Comment 8 Jiri Kovalsky 2016-01-08 20:06:45 UTC
In such case it's up to you Matthias to review the patch and if you find the suggestions working integrate the changes as yours.

Sergey, by signing the OCA you neither get push access to any codebase automatically nor you commit to delivering super quality contributions. Anyway, thanks for your honesty.
Comment 9 matthias42 2016-03-14 19:37:30 UTC
At this point I'm out of real solutions - I see only one real option:

Remove the paging option and add the option to limit data based on rowcount/fetchtime/size.

Paging depends on the knowledge of the total rowcount. Removing the reexecution option (modified in different ways), the only remaining option is to do an exhaustive read of the resultset. While this is impractical over a WAN connection, in a LAN this would be doable. I tried that and hit h2, which got me an out-of-memory error for a large table. This was tried with and without scrollable resultsets, both failed.

If there are more ideas, I'd like to hear them - if not I'll go ahead and clean up db.dataview and db.core and remove paging option.
Comment 10 NukemBy 2016-03-17 10:41:51 UTC
I would go with something like this:

- by default - read at most 1000 of rows and keep in memory, this will cover 95% of live cases with reasonable memory usage.

- if resultset has more than 1000 rows - instead of "pagination controls" display a button (or link-button) saying "Row count is more than 1000, click to enable pagination or read entire resultset". Upon clicking - display dialog which explicitly says that "SQL statement will be re-executed" (with checkbox "OK, never show again") - after that revert to current implementation - user will not be disappointed "now and then" by unwanted re-execution of SQL statements.

I guess limit of 1000 rows should be configurable somewhere.

After fetching 1000 of rows it may have sense to use ResultSet.last() just to get total number of rows without reading them all, but JDBC driver has to support it.

Check here for details:
http://stackoverflow.com/questions/19533991/how-to-get-number-of-rows-returned-by-resultset-while-using-hsqldb 
https://examples.javacodegeeks.com/core-java/sql/determine-if-a-database-supports-scrollable-resultsets/
Comment 11 matthias42 2016-05-28 22:53:12 UTC
I decided to go with my original plan and not fetch the total row count.
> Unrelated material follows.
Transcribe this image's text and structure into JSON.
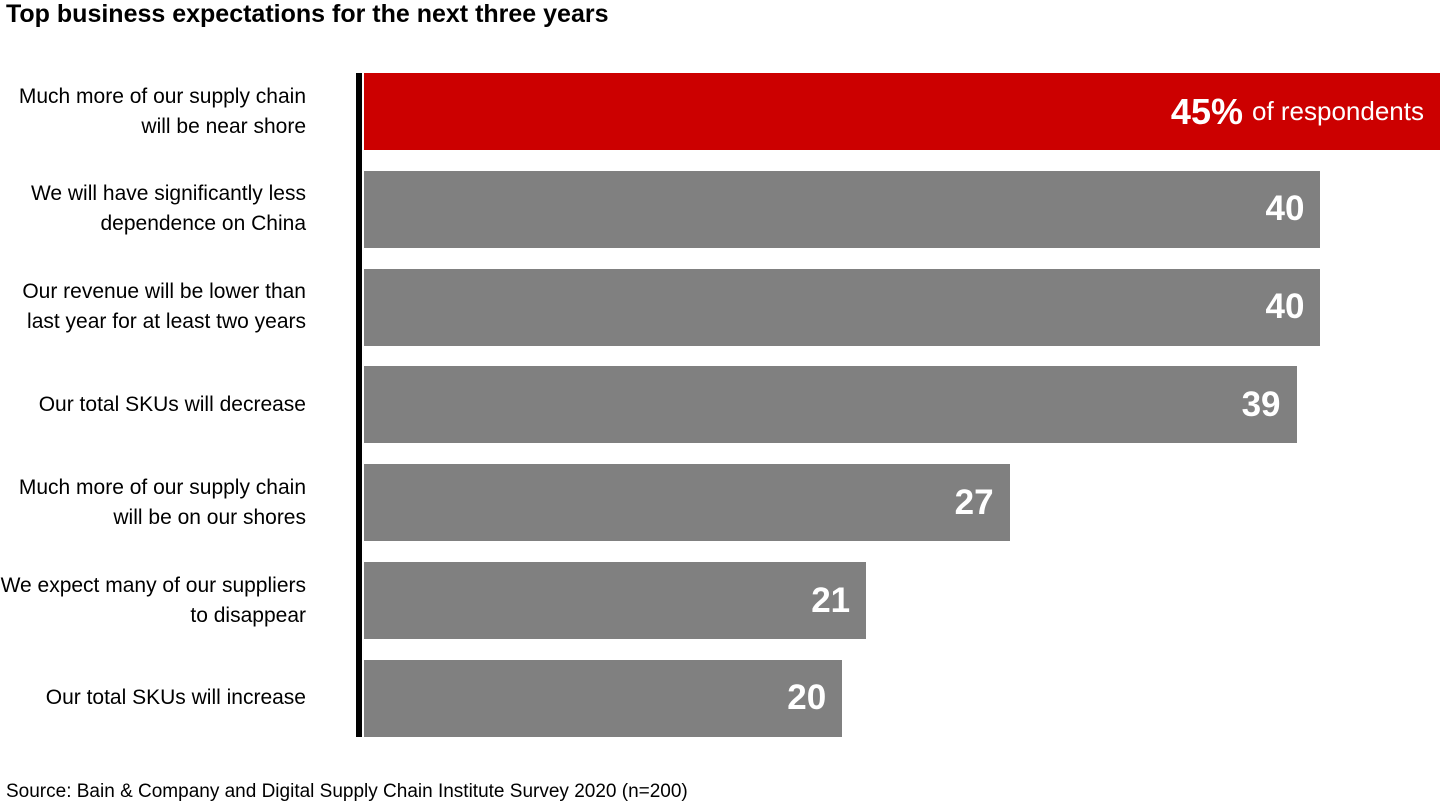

So basicly paging is now removed. The changeset is pushed as:

http://hg.netbeans.org/core-main/rev/10acbb2ec515

The statement is now only executed once to fetch the displayed resultset, possible only fetching a subset.

With regard to limitless fetching: It is already possible by specifying 0 as fetch row count.

When the nightly build is produced, that contains this fix, please check if this works for you and change the status of this bug to RESOLVED-VERIFIED. If you see a wrong behaviour, feel free to reopen (optimizations should go into a new report).